From recording to reacting: Neural networks are changing notions of surveillance

There are an estimated 30 million surveillance cameras in the U.S. today. Out of these 30 million cameras, only 5 percent are monitored by a human at any given time. Instead, the majority of them are simply recording footage, providing little value other than evidence long after any kind of crime or accident has occurred.

What this means is that today’s “security” systems are mostly just a vast network of evidence collection devices, constantly recording and dumping data into hard drives, only to be retrieved after something regrettable has happened. Ninety-five percent of all security cameras offer no real-time benefits — there simply aren’t enough eyeballs to go around.

What if we could put a pair of eyes onto every security camera in the U.S.?

Imagine if we could hire one person to monitor every camera in the United States. Rather than having a video recording network, we would have a vast real-time response system, able to alert emergency services to potential accidents before they happen, or stop a crime in progress.

A real-time network could cross-reference multiple feeds at the same time, potentially exposing highly sophisticated planned crimes and terrorist attacks similar to those that various countries have suffered in recent years.

Making use of these 30 million installed cameras in a real-time system would make them far more useful than the current mass-recording approach that is their current primary function.

More than four billion hours of surveillance footage is generated each week in the U.S.

If we wanted to monitor this network in real time, it would require employing more than 90 million Americans for the task — roughly half the country’s entire workforce. Clearly this is not a viable solution, but a new generation of smart cameras with embedded neural networks will soon be able to act on this real-time video data as if we really did have a 90 million-strong staff of security personnel operating around the clock.

Neural networks are the result of research in the field of machine intelligence (a field of computing that seeks to bring about more natural types of intelligence in our devices). Rather than simply the “number smarts” that the traditional computer is known for, neural network approaches appear to be very good at enabling computers to understand natural, unprepared and often non-uniform information of the world around them, such as the contents of a video, or the topics and themes of a conversation — things we take for granted, but are tremendously challenging for a computer to understand.

Technology has the opportunity to improve these systems not by adding more cameras or recording more footage, but by making better use of the information in real time.

Rather than video being locked away and retrieved after a crime has happened, an intelligent system monitoring feeds in real time could detect accidents and crimes as they are about to occur (or at least while in progress). Airports, bank and schools could significantly reduce response times for emergency services, possibly even prevent accidents and crime before they happen. How would a machine intelligence system do such a thing?

Thanks to new approaches such as deep neural networks, we’re able to create extremely sophisticated detection systems that not only detect humans in a video feed (very useful for pedestrian avoidance), but also understand complex layers of information, such as behavior and body language.

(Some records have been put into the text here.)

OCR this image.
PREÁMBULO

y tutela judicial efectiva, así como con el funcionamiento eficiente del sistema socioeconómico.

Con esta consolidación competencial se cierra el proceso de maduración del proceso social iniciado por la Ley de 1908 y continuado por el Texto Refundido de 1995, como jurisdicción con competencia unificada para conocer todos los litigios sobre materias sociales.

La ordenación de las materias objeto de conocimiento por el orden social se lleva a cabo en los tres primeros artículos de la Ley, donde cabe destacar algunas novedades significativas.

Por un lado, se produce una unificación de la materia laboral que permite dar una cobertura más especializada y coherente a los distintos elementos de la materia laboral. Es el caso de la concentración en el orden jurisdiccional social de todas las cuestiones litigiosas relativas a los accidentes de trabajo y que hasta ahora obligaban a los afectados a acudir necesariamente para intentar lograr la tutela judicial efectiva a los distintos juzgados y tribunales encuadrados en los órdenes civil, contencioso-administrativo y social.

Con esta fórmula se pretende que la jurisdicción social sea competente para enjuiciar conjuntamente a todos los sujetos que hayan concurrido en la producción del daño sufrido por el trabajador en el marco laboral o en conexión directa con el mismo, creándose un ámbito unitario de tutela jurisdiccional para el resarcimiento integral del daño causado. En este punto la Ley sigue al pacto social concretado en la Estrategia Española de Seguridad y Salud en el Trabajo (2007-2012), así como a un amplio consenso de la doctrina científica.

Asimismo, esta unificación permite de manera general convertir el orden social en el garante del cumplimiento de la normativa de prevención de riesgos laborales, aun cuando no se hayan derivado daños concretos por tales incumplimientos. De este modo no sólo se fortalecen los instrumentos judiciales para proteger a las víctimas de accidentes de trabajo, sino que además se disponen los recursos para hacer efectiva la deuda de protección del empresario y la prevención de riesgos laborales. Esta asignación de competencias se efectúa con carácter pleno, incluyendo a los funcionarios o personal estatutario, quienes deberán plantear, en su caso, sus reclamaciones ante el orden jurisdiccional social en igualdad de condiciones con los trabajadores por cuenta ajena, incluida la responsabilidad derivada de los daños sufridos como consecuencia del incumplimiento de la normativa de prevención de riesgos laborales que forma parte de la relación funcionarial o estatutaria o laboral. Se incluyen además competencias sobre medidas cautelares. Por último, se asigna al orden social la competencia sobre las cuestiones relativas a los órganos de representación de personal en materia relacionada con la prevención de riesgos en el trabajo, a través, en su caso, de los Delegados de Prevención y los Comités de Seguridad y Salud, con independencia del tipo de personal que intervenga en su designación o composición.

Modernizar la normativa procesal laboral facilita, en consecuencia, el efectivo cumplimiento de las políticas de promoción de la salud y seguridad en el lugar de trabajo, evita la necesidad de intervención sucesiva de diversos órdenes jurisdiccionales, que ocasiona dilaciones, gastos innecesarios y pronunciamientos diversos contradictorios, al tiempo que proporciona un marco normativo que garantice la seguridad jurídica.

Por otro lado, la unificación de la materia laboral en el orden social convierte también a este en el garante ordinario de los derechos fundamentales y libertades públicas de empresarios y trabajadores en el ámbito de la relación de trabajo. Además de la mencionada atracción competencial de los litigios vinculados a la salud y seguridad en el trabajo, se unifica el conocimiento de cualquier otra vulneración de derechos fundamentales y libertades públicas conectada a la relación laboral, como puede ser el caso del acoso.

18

Detection of behaviors is extremely valuable and can dramatically improve security systems. For example, Google has demonstrated success in detecting human body pose in images. Imagine a situation in a bank where silent alarms can be triggered not with the press of a button but automatically when the smart camera system detects aggressive body postures, or running motions. The ability for these new systems to understand, flag or even respond to events makes security response more timely, and less labor intensive at the same time.

Google Deep Pose

Google’s “DeepPose” Pose estimation using deep learning.

Furthermore, facial recognition can rapidly separate authorized personnel from intruders, or match faces from multiple camera sources in order to track from location to location. Researchers are even exploring systems that can detect the presence of concealed firearms or explosives based on the gait of an individual, or even their radar signature.

Do smart cameras bring privacy concerns?

Privacy is a major concern that comes up in these discussions. Of course, surveillance is a controversial topic that should not be swept under the rug. That being said, society appears to have come to the consensus that security cameras do belong in places such as airports, hospitals, banks and schools. These public spaces are already being constantly recorded, yet with little actual real-time responsiveness available.

Technology has the opportunity to improve these systems not by adding more cameras or recording more footage, but by making better use of the information in real time.

Deploying intelligence

Companies are already leveraging massive amounts of cloud computing for the newest generation of smart cameras, but we are also beginning to see new levels of intelligence in the cameras themselves. Computation at the sensor, rather than in the cloud, massively reduces movement of data, and eases the complexity and cost of deploying connected devices in bandwidth-constrained areas.

What were a handful of research papers a decade ago are now active product development initiatives for security camera companies. What does that mean for the future of security? It means a world where cameras contribute to real-time safety, and it’s not imprudent to imagine these systems will eventually be preventing crimes before they actually begin.